Memperbaiki infrastruktur/sarana prasarana jalan dan penyediaan listrik. Kondisi jalan yang digunakan nelayan untuk menuju ke lokasi PPI Nampu dan Gesing sudah rusak, bahkan untuk jalan yang menuju lokasi PPI Nampu masih belum ada. Kondisi ini sangat menghambat nelayan dan pedagang untuk mengangkut hasil tangkapan sehingga merugikan pelaku usaha. Pedagang untuk mengangkut hasil tangkapan nelayan harus mengeluarkan ongkos ekstra untuk kuli panggul dan nelayan menerima harga yang lebih rendah karena dipotong ongkos angkut. Ketersediaan listrik juga terhambat, sering mati dan jumlahnya terbatas. Nelayan membutuhkan listrik untuk melakukan penanganan pasca panen. Lobster dan keong dijual dalam kondisi hidup sehingga membutuhkan listrik untuk penanganannya disamping itu dalam penyediaan es sebagai bahan utama untuk menyimpan hasil tangkapan.

Menciptakan sistem informasi harga yang transparan dan peningkatan diversifikasi produk.

Permasalahan yang dihadapi nelayan khususnya di lokasi pengembangan pemanfaatan sumberdaya ikan di PPI adalah masalah pemasaran ikan non ekonomis dan proses penentuan harga yang tidak transparan. Strategi yang diperlukan untuk mengatasi hal tersebut adalah melakukan diversifikasi olahan

117

produk khusus untuk ikan non ekonomis yang melimpah produksinya agar dapat diserap pasar dalam bentuk olahan ikan. Kondisi ini diduga dapat memperbesar peluang pasar jenis ikan tersebut.
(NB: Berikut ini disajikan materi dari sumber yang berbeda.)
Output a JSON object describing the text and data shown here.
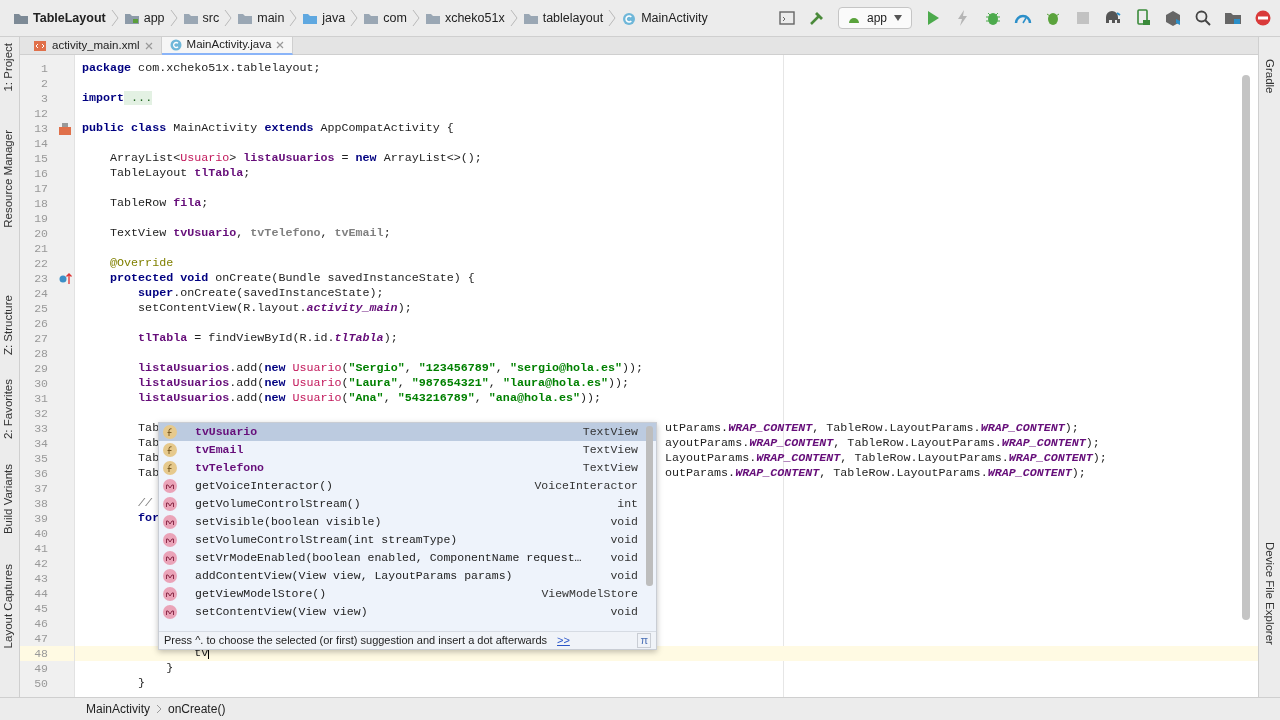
{
  "breadcrumb": [
    {
      "label": "TableLayout",
      "kind": "project"
    },
    {
      "label": "app",
      "kind": "module"
    },
    {
      "label": "src",
      "kind": "folder"
    },
    {
      "label": "main",
      "kind": "folder"
    },
    {
      "label": "java",
      "kind": "source"
    },
    {
      "label": "com",
      "kind": "folder"
    },
    {
      "label": "xcheko51x",
      "kind": "folder"
    },
    {
      "label": "tablelayout",
      "kind": "folder"
    },
    {
      "label": "MainActivity",
      "kind": "class"
    }
  ],
  "run_config": "app",
  "left_tools": [
    "1: Project",
    "Resource Manager",
    "Z: Structure",
    "2: Favorites",
    "Build Variants",
    "Layout Captures"
  ],
  "right_tools": [
    "Gradle",
    "Device File Explorer"
  ],
  "tabs": [
    {
      "label": "activity_main.xml",
      "kind": "xml",
      "selected": false
    },
    {
      "label": "MainActivity.java",
      "kind": "class",
      "selected": true
    }
  ],
  "lines": [
    {
      "n": "1",
      "current": false,
      "code": [
        {
          "kind": "kw",
          "text": "package"
        },
        {
          "kind": "t",
          "text": " com.xcheko51x.tablelayout;"
        }
      ]
    },
    {
      "n": "2",
      "current": false
    },
    {
      "n": "3",
      "current": false,
      "code": [
        {
          "kind": "kw",
          "text": "import"
        },
        {
          "kind": "fold",
          "text": " ..."
        }
      ]
    },
    {
      "n": "12",
      "current": false
    },
    {
      "n": "13",
      "current": false,
      "gutter": {
        "kind": "layout"
      },
      "code": [
        {
          "kind": "kw",
          "text": "public class"
        },
        {
          "kind": "t",
          "text": " MainActivity "
        },
        {
          "kind": "kw",
          "text": "extends"
        },
        {
          "kind": "t",
          "text": " AppCompatActivity {"
        }
      ]
    },
    {
      "n": "14",
      "current": false
    },
    {
      "n": "15",
      "current": false,
      "code": [
        {
          "kind": "t",
          "text": "    ArrayList<"
        },
        {
          "kind": "cls",
          "text": "Usuario"
        },
        {
          "kind": "t",
          "text": "> "
        },
        {
          "kind": "field",
          "text": "listaUsuarios"
        },
        {
          "kind": "t",
          "text": " = "
        },
        {
          "kind": "kw",
          "text": "new"
        },
        {
          "kind": "t",
          "text": " ArrayList<>();"
        }
      ]
    },
    {
      "n": "16",
      "current": false,
      "code": [
        {
          "kind": "t",
          "text": "    TableLayout "
        },
        {
          "kind": "field",
          "text": "tlTabla"
        },
        {
          "kind": "t",
          "text": ";"
        }
      ]
    },
    {
      "n": "17",
      "current": false
    },
    {
      "n": "18",
      "current": false,
      "code": [
        {
          "kind": "t",
          "text": "    TableRow "
        },
        {
          "kind": "field",
          "text": "fila"
        },
        {
          "kind": "t",
          "text": ";"
        }
      ]
    },
    {
      "n": "19",
      "current": false
    },
    {
      "n": "20",
      "current": false,
      "code": [
        {
          "kind": "t",
          "text": "    TextView "
        },
        {
          "kind": "field",
          "text": "tvUsuario"
        },
        {
          "kind": "t",
          "text": ", "
        },
        {
          "kind": "unused",
          "text": "tvTelefono"
        },
        {
          "kind": "t",
          "text": ", "
        },
        {
          "kind": "unused",
          "text": "tvEmail"
        },
        {
          "kind": "t",
          "text": ";"
        }
      ]
    },
    {
      "n": "21",
      "current": false
    },
    {
      "n": "22",
      "current": false,
      "code": [
        {
          "kind": "annot",
          "text": "    @Override"
        }
      ]
    },
    {
      "n": "23",
      "current": false,
      "gutter": {
        "kind": "override"
      },
      "code": [
        {
          "kind": "kw",
          "text": "    protected void"
        },
        {
          "kind": "t",
          "text": " onCreate(Bundle savedInstanceState) {"
        }
      ]
    },
    {
      "n": "24",
      "current": false,
      "code": [
        {
          "kind": "kw",
          "text": "        super"
        },
        {
          "kind": "t",
          "text": ".onCreate(savedInstanceState);"
        }
      ]
    },
    {
      "n": "25",
      "current": false,
      "code": [
        {
          "kind": "t",
          "text": "        setContentView(R.layout."
        },
        {
          "kind": "static",
          "text": "activity_main"
        },
        {
          "kind": "t",
          "text": ");"
        }
      ]
    },
    {
      "n": "26",
      "current": false
    },
    {
      "n": "27",
      "current": false,
      "code": [
        {
          "kind": "field",
          "text": "        tlTabla"
        },
        {
          "kind": "t",
          "text": " = findViewById(R.id."
        },
        {
          "kind": "static",
          "text": "tlTabla"
        },
        {
          "kind": "t",
          "text": ");"
        }
      ]
    },
    {
      "n": "28",
      "current": false
    },
    {
      "n": "29",
      "current": false,
      "code": [
        {
          "kind": "field",
          "text": "        listaUsuarios"
        },
        {
          "kind": "t",
          "text": ".add("
        },
        {
          "kind": "kw",
          "text": "new"
        },
        {
          "kind": "cls",
          "text": " Usuario"
        },
        {
          "kind": "t",
          "text": "("
        },
        {
          "kind": "str",
          "text": "\"Sergio\""
        },
        {
          "kind": "t",
          "text": ", "
        },
        {
          "kind": "str",
          "text": "\"123456789\""
        },
        {
          "kind": "t",
          "text": ", "
        },
        {
          "kind": "str",
          "text": "\"sergio@hola.es\""
        },
        {
          "kind": "t",
          "text": "));"
        }
      ]
    },
    {
      "n": "30",
      "current": false,
      "code": [
        {
          "kind": "field",
          "text": "        listaUsuarios"
        },
        {
          "kind": "t",
          "text": ".add("
        },
        {
          "kind": "kw",
          "text": "new"
        },
        {
          "kind": "cls",
          "text": " Usuario"
        },
        {
          "kind": "t",
          "text": "("
        },
        {
          "kind": "str",
          "text": "\"Laura\""
        },
        {
          "kind": "t",
          "text": ", "
        },
        {
          "kind": "str",
          "text": "\"987654321\""
        },
        {
          "kind": "t",
          "text": ", "
        },
        {
          "kind": "str",
          "text": "\"laura@hola.es\""
        },
        {
          "kind": "t",
          "text": "));"
        }
      ]
    },
    {
      "n": "31",
      "current": false,
      "code": [
        {
          "kind": "field",
          "text": "        listaUsuarios"
        },
        {
          "kind": "t",
          "text": ".add("
        },
        {
          "kind": "kw",
          "text": "new"
        },
        {
          "kind": "cls",
          "text": " Usuario"
        },
        {
          "kind": "t",
          "text": "("
        },
        {
          "kind": "str",
          "text": "\"Ana\""
        },
        {
          "kind": "t",
          "text": ", "
        },
        {
          "kind": "str",
          "text": "\"543216789\""
        },
        {
          "kind": "t",
          "text": ", "
        },
        {
          "kind": "str",
          "text": "\"ana@hola.es\""
        },
        {
          "kind": "t",
          "text": "));"
        }
      ]
    },
    {
      "n": "32",
      "current": false
    },
    {
      "n": "33",
      "current": false,
      "code": [
        {
          "kind": "t",
          "text": "        Tab"
        }
      ],
      "code_after": [
        {
          "kind": "t",
          "text": "utParams."
        },
        {
          "kind": "static",
          "text": "WRAP_CONTENT"
        },
        {
          "kind": "t",
          "text": ", TableRow.LayoutParams."
        },
        {
          "kind": "static",
          "text": "WRAP_CONTENT"
        },
        {
          "kind": "t",
          "text": ");"
        }
      ]
    },
    {
      "n": "34",
      "current": false,
      "code": [
        {
          "kind": "t",
          "text": "        Tab"
        }
      ],
      "code_after": [
        {
          "kind": "t",
          "text": "ayoutParams."
        },
        {
          "kind": "static",
          "text": "WRAP_CONTENT"
        },
        {
          "kind": "t",
          "text": ", TableRow.LayoutParams."
        },
        {
          "kind": "static",
          "text": "WRAP_CONTENT"
        },
        {
          "kind": "t",
          "text": ");"
        }
      ]
    },
    {
      "n": "35",
      "current": false,
      "code": [
        {
          "kind": "t",
          "text": "        Tab"
        }
      ],
      "code_after": [
        {
          "kind": "t",
          "text": "LayoutParams."
        },
        {
          "kind": "static",
          "text": "WRAP_CONTENT"
        },
        {
          "kind": "t",
          "text": ", TableRow.LayoutParams."
        },
        {
          "kind": "static",
          "text": "WRAP_CONTENT"
        },
        {
          "kind": "t",
          "text": ");"
        }
      ]
    },
    {
      "n": "36",
      "current": false,
      "code": [
        {
          "kind": "t",
          "text": "        Tab"
        }
      ],
      "code_after": [
        {
          "kind": "t",
          "text": "outParams."
        },
        {
          "kind": "static",
          "text": "WRAP_CONTENT"
        },
        {
          "kind": "t",
          "text": ", TableRow.LayoutParams."
        },
        {
          "kind": "static",
          "text": "WRAP_CONTENT"
        },
        {
          "kind": "t",
          "text": ");"
        }
      ]
    },
    {
      "n": "37",
      "current": false
    },
    {
      "n": "38",
      "current": false,
      "code": [
        {
          "kind": "comment",
          "text": "        //"
        }
      ]
    },
    {
      "n": "39",
      "current": false,
      "code": [
        {
          "kind": "kw",
          "text": "        for"
        }
      ]
    },
    {
      "n": "40",
      "current": false
    },
    {
      "n": "41",
      "current": false
    },
    {
      "n": "42",
      "current": false
    },
    {
      "n": "43",
      "current": false
    },
    {
      "n": "44",
      "current": false
    },
    {
      "n": "45",
      "current": false
    },
    {
      "n": "46",
      "current": false
    },
    {
      "n": "47",
      "current": false
    },
    {
      "n": "48",
      "current": true,
      "code": [
        {
          "kind": "t",
          "text": "                tv"
        }
      ]
    },
    {
      "n": "49",
      "current": false,
      "code": [
        {
          "kind": "t",
          "text": "            }"
        }
      ]
    },
    {
      "n": "50",
      "current": false,
      "code": [
        {
          "kind": "t",
          "text": "        }"
        }
      ]
    }
  ],
  "completion": {
    "items": [
      {
        "kind": "field",
        "name": "tvUsuario",
        "type": "TextView",
        "selected": true
      },
      {
        "kind": "field",
        "name": "tvEmail",
        "type": "TextView",
        "selected": false
      },
      {
        "kind": "field",
        "name": "tvTelefono",
        "type": "TextView",
        "selected": false
      },
      {
        "kind": "method",
        "name": "getVoiceInteractor()",
        "type": "VoiceInteractor",
        "selected": false
      },
      {
        "kind": "method",
        "name": "getVolumeControlStream()",
        "type": "int",
        "selected": false
      },
      {
        "kind": "method",
        "name": "setVisible(boolean visible)",
        "type": "void",
        "selected": false
      },
      {
        "kind": "method",
        "name": "setVolumeControlStream(int streamType)",
        "type": "void",
        "selected": false
      },
      {
        "kind": "method",
        "name": "setVrModeEnabled(boolean enabled, ComponentName request…",
        "type": "void",
        "selected": false
      },
      {
        "kind": "method",
        "name": "addContentView(View view, LayoutParams params)",
        "type": "void",
        "selected": false
      },
      {
        "kind": "method",
        "name": "getViewModelStore()",
        "type": "ViewModelStore",
        "selected": false
      },
      {
        "kind": "method",
        "name": "setContentView(View view)",
        "type": "void",
        "selected": false
      }
    ],
    "hint": "Press ^. to choose the selected (or first) suggestion and insert a dot afterwards",
    "hint_link": ">>",
    "pi": "π"
  },
  "status_breadcrumb": [
    "MainActivity",
    "onCreate()"
  ]
}
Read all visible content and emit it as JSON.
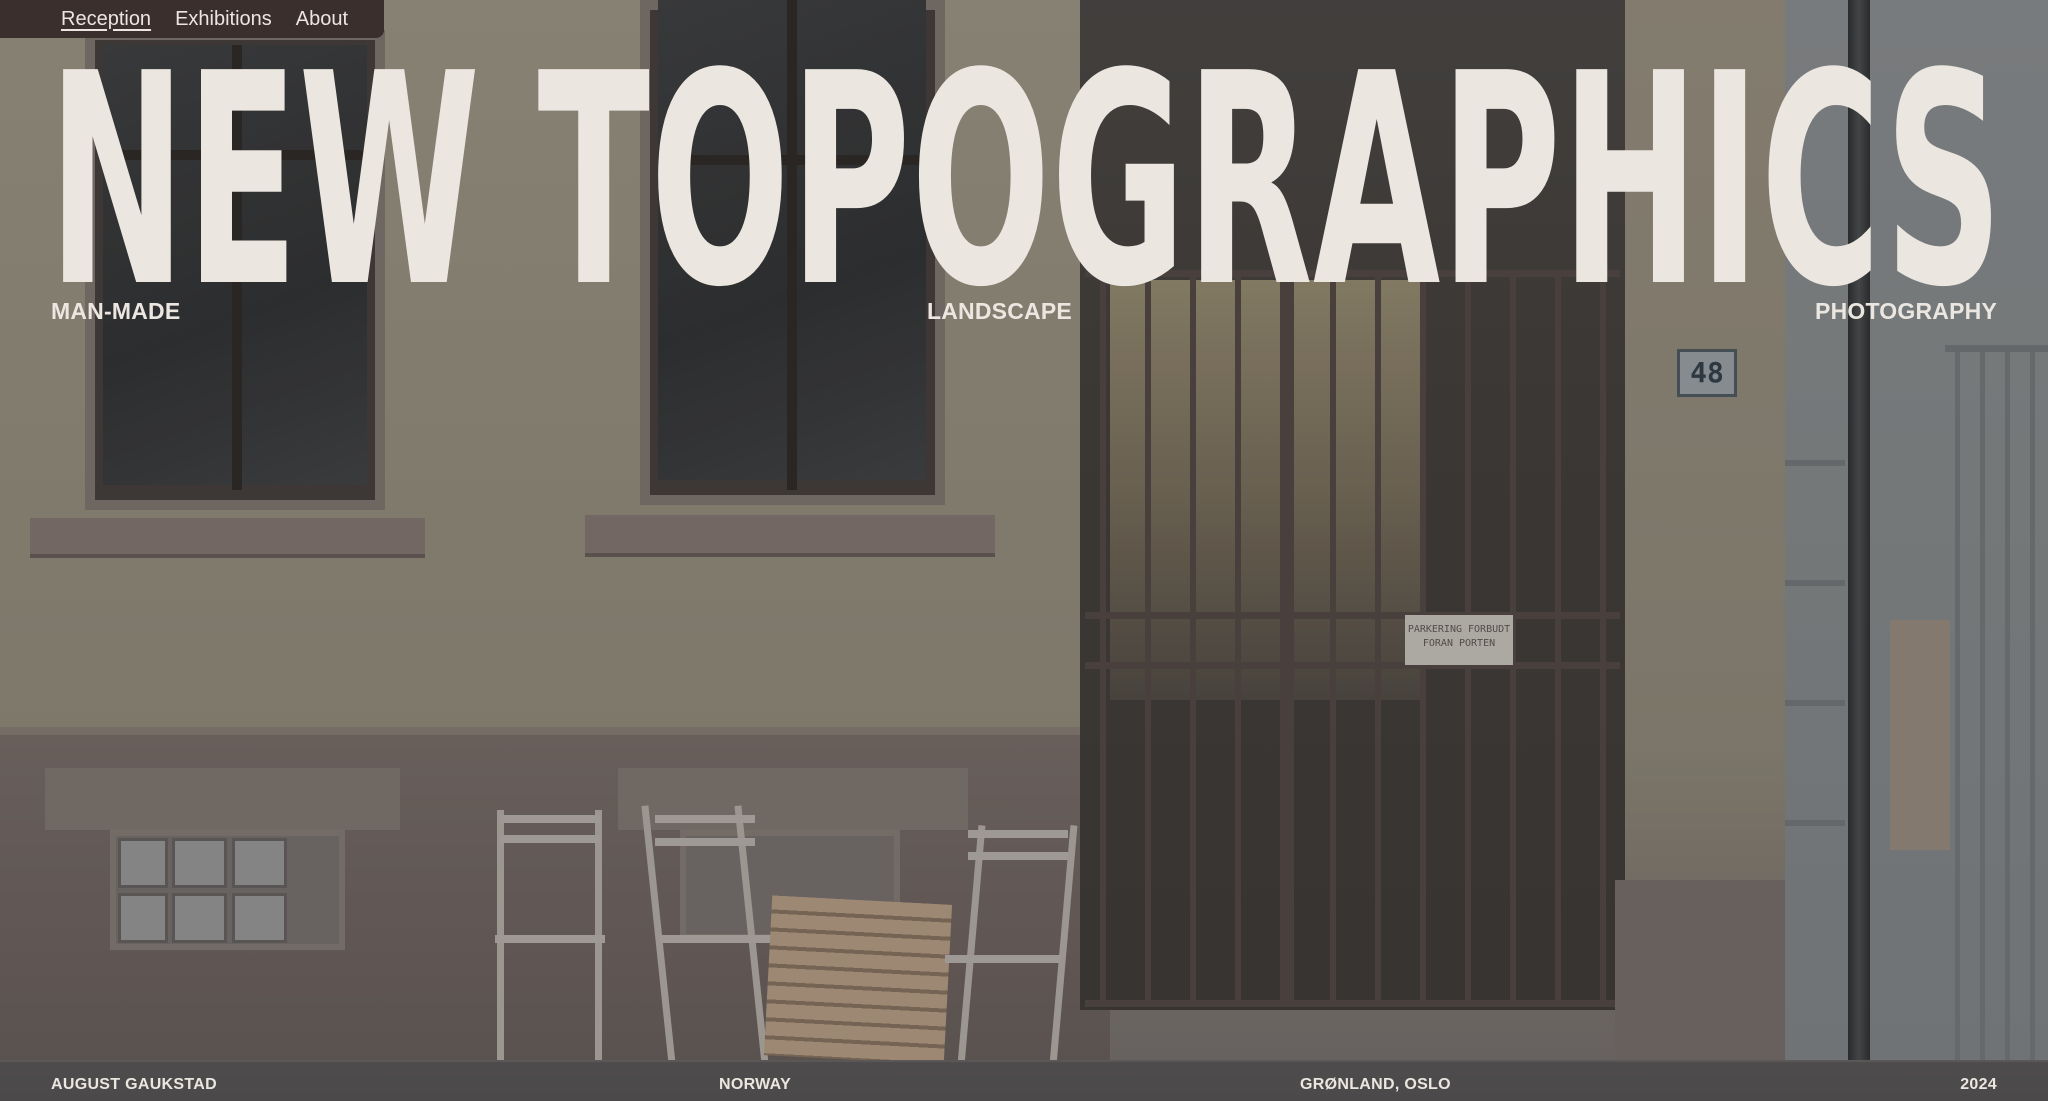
{
  "nav": {
    "items": [
      {
        "label": "Reception",
        "active": true
      },
      {
        "label": "Exhibitions",
        "active": false
      },
      {
        "label": "About",
        "active": false
      }
    ]
  },
  "hero": {
    "title": "NEW TOPOGRAPHICS",
    "subtitle_left": "MAN-MADE",
    "subtitle_center": "LANDSCAPE",
    "subtitle_right": "PHOTOGRAPHY"
  },
  "photo": {
    "house_number": "48",
    "sign_line1": "PARKERING FORBUDT",
    "sign_line2": "FORAN PORTEN"
  },
  "footer": {
    "photographer": "AUGUST GAUKSTAD",
    "country": "NORWAY",
    "location": "GRØNLAND, OSLO",
    "year": "2024"
  },
  "colors": {
    "text": "#ebe6e0",
    "nav_background": "#3a2f2c"
  }
}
Permasalahan pemasaran juga terjadi karena tidak adanya transparansi harga antar pelaku dan TPI, sehingga menyebabkan ketimpangan harga antar TPI. Penciptaan sistem informasi harga di TPI dapat dilakukan untuk dapat memperoleh harga yang transparan di semua TPI. Hal ini diduga mampu menghilangkan ketimpangan harga yang terjadi di masing-masing TPI.

Peningkatan akses kepada sumber permodalan.

Ketersediaan modal dalam mendukung operasional nelayan untuk melaut menjadi masalah utama bagi nelayan tradisional di Gunungkidul. Kabupaten Gunungkidul melalui dana APBN telah menyediakan konsultan keuangan mitra Bank (KKMB) sebagai upaya untuk membantu nelayan memperoleh modal namun saat ini jumlahnya sangat terbatas. Fungsi KKMB adalah menjembatani nelayan, pengolah dan pemasar hasil perikanan dalam mengakses kredit ke sumber pembiayaan. Untuk dapat menjangkau seluruh nelayan di Gunungkidul diperlukan tambahan KKMB untuk menjalankan fungsinya.

Peningkatan koordinasi, sinkronisasi, kesepakatan dan pelaksanaan program/kegiatan antara Pemerintah Pusat, pemerintah provinsi pemerintah kabupaten diperlukan untuk menciptakan program/kegiatan dalam memecahkan permasalahan yang dihadapi pelaku usaha yang terlibat. Hal ini mengingat Kabupaten Gunungkidul masih menggantungkan pembiayaan kegiatannya kepada pemerintah Provinsi DIY dan Pemerintah Pusat dalam pembinaannya.